Pitkin County on Friday confirmed the second death of a resident due to COVID-19 complications.

Aspen Police discovered a 55-year-old man, Pauli Laukkanen, while performing a welfare check on Tuesday, according to an Incident Management Team press release.

“The decedent had reported minimal symptoms of night sweats and fever several days before his death,” the coroner’s report states. “The decedent was from Sweden but has lived in Aspen for many years and his local friends will be taking care of the funeral arrangements.”

Pitkin County Coroner Steve Ayers received confirmation of the infection Friday and ruled the manner of death as natural.

The news of Laukkanen’s death came one day after county officials announced the first death of a resident, a deceased 94-year-old man who died in his Aspen home Tuesday after three days of symptoms, from complications from the disease caused by the novel coronavirus. His name has not yet been released to the public.

On Friday afternoon, Gov. Jared Polis, in his public update about the state-level response to the public health crisis, broke down some numbers to explain the hypothetical scenarios he’s trying to avoid.

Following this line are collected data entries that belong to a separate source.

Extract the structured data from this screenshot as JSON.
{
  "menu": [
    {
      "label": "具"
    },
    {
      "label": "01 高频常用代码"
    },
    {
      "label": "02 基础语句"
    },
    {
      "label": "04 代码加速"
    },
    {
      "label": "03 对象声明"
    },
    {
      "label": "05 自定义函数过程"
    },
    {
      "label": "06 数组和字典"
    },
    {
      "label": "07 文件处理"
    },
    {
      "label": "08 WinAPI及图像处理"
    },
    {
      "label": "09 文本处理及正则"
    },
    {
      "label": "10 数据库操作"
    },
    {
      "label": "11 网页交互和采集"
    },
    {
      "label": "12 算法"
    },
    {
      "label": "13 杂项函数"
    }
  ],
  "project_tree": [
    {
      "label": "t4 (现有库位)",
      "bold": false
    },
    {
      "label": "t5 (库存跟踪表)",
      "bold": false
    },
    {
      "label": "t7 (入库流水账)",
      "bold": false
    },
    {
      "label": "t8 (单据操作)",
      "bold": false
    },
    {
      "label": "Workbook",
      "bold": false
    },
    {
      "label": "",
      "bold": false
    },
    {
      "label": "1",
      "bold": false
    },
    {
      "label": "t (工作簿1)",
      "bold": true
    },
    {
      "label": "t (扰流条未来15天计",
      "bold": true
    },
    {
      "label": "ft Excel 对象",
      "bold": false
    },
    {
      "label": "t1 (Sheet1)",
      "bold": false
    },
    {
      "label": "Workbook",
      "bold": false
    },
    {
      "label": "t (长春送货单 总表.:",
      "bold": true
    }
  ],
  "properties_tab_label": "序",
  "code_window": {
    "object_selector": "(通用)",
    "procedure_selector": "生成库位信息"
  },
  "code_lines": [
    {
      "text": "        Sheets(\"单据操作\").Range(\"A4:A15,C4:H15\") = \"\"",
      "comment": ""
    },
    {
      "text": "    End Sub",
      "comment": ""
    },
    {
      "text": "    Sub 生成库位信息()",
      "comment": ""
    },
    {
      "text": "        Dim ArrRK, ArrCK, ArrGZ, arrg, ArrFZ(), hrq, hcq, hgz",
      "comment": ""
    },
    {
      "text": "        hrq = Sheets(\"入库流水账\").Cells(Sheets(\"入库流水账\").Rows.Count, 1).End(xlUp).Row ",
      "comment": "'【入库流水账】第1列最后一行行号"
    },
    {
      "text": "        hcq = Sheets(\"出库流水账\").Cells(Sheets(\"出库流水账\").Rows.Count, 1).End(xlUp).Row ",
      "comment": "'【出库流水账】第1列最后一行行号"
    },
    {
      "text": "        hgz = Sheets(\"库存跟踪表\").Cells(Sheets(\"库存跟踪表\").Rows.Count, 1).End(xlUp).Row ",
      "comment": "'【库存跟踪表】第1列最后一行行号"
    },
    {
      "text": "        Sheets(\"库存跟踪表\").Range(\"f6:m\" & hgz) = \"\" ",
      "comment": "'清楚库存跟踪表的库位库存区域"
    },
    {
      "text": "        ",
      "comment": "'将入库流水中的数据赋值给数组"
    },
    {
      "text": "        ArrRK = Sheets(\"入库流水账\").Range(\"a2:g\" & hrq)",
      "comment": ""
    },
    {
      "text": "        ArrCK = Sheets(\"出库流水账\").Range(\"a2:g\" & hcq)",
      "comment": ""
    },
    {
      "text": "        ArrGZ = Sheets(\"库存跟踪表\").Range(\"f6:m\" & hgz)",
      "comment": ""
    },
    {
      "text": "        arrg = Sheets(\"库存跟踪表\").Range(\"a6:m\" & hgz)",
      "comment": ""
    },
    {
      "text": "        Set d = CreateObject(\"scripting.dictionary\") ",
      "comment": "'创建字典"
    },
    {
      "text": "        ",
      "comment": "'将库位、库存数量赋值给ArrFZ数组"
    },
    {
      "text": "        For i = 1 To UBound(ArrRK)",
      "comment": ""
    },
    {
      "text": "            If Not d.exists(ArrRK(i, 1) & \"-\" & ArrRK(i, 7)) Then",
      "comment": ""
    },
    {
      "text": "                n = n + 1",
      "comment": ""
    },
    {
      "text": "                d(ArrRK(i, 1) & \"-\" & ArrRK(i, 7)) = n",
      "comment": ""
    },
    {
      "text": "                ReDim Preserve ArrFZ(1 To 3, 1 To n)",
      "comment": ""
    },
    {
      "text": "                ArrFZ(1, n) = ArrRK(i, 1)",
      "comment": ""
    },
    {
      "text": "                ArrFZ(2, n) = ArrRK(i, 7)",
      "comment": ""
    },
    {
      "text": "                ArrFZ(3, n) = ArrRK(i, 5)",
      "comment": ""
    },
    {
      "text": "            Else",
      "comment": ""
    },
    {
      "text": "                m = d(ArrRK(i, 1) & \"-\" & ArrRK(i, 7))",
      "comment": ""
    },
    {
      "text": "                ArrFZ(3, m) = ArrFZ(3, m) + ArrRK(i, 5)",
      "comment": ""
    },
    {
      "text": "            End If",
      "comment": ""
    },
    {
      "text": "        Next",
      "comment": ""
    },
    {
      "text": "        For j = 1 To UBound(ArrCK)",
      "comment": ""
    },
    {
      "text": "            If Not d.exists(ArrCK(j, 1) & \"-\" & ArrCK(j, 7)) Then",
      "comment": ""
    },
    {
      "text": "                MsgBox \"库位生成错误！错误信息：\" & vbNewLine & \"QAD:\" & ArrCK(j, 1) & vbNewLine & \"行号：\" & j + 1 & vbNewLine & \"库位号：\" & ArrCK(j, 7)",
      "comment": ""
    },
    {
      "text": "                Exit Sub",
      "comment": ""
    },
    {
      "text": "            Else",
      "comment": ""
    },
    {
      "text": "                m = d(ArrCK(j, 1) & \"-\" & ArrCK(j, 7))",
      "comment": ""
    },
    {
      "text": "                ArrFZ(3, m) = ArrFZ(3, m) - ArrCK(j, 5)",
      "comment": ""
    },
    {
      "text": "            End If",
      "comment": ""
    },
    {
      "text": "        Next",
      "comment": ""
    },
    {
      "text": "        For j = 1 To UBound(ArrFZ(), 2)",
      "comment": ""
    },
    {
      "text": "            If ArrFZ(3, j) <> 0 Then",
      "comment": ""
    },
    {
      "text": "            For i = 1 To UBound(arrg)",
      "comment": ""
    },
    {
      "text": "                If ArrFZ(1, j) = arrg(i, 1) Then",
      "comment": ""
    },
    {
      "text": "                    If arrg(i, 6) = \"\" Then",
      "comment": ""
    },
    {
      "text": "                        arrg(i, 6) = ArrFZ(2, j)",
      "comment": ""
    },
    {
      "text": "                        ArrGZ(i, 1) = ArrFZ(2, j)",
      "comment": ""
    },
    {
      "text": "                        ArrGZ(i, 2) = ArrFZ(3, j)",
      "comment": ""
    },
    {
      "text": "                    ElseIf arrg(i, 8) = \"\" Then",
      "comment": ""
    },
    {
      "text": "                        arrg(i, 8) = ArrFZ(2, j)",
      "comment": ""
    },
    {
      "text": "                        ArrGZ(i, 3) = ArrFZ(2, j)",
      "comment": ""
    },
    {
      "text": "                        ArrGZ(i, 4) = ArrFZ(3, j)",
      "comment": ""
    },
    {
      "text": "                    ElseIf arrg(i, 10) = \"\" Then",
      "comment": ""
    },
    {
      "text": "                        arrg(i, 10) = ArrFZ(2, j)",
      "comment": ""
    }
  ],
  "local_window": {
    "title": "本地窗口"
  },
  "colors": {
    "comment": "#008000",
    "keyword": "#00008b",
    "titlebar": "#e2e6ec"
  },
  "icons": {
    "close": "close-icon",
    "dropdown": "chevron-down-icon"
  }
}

“Today, we have 1,734 confirmed cases, 239 Coloradans hospitalized, 31 deaths and over 11,000 people tested,” he said.

Of those cases, 25 are in Pitkin County, according to the Colorado Department of Public Health and Environment, though the CDPHE website has not yet accounted for the two Pitkin County deaths in its data.

Perhaps more important than the number of cases to date, however, is the estimated R0, pronounced R-naught, value, which measures a disease’s infectiousness, Polis noted.

“We believe in Colorado the R0 value is between 3 — that is, one person could infect three people — and 4. We hope it’s closer to 3,” he said. “That is higher than in some areas of the world, where it was 2.5 or so; it could also be lower than some areas of the world. The goal of this is to reduce that R0 so one person doesn’t give it to three people, three to nine. It’s a function of two things: The innate properties of the virus — how does it spread, how long are you contagious — but also the social and environmental factors in any place.”

He then went on to dissect worst-case-but-realistic scenarios if the R0 is 4 versus if it is 3 (research published in the New England Journal of Medicine in January suggests COVID-19 is more contagious than the 1918 Spanish flu). At an R0 value of 4, with no social distancing whatsoever, the demand for beds in intensive care units will be about 13,000 by April, he said, adding that the average length of time in intensive care for COVID-19 patients is eight days. Colorado’s current ICU bed capacity is 1,849, with a goal to add 1,000 beds by May and another 5,000 by the summer.

If 60% of the population practiced responsible social distancing, however, that need would drop to closer to 4,500 beds, and not until June, he continued.

And even if the R0 is, in what Polis called an optimistic scenario, exactly 3, without social distancing measures in place, the death toll — not just ICU demand, but actual number of deaths in Colorado — would be about 23,000 by June, according to estimates. At 60% compliance with social distancing, though, that number goes down drastically, to 400.

It’s those scenarios that have inspired Polis’ aggressive public health orders, such as his most recent stay-at-home executive order, which came just days after Pitkin County issued a similar mandate.

“We are seeing increased social distancing; that’s great, but we need to see more. We were only seeing about 50% with that previous level. We need to get it to 70 to 80%. I’d rather have an extra ventilator than one too few,” Polis said. “That’s what preparedness means: being able to handle the surge.”

Locally, Aspen Valley Hospital CEO Dave Ressler reported during a community meeting Thursday that there were 10 patients with COVID-19 symptoms, two of whom are in critical condition.

“As far as I know, we are still at 10 patients admitted with symptoms,” AVH Chief Marketing Officer Jennifer Slaughter said Friday.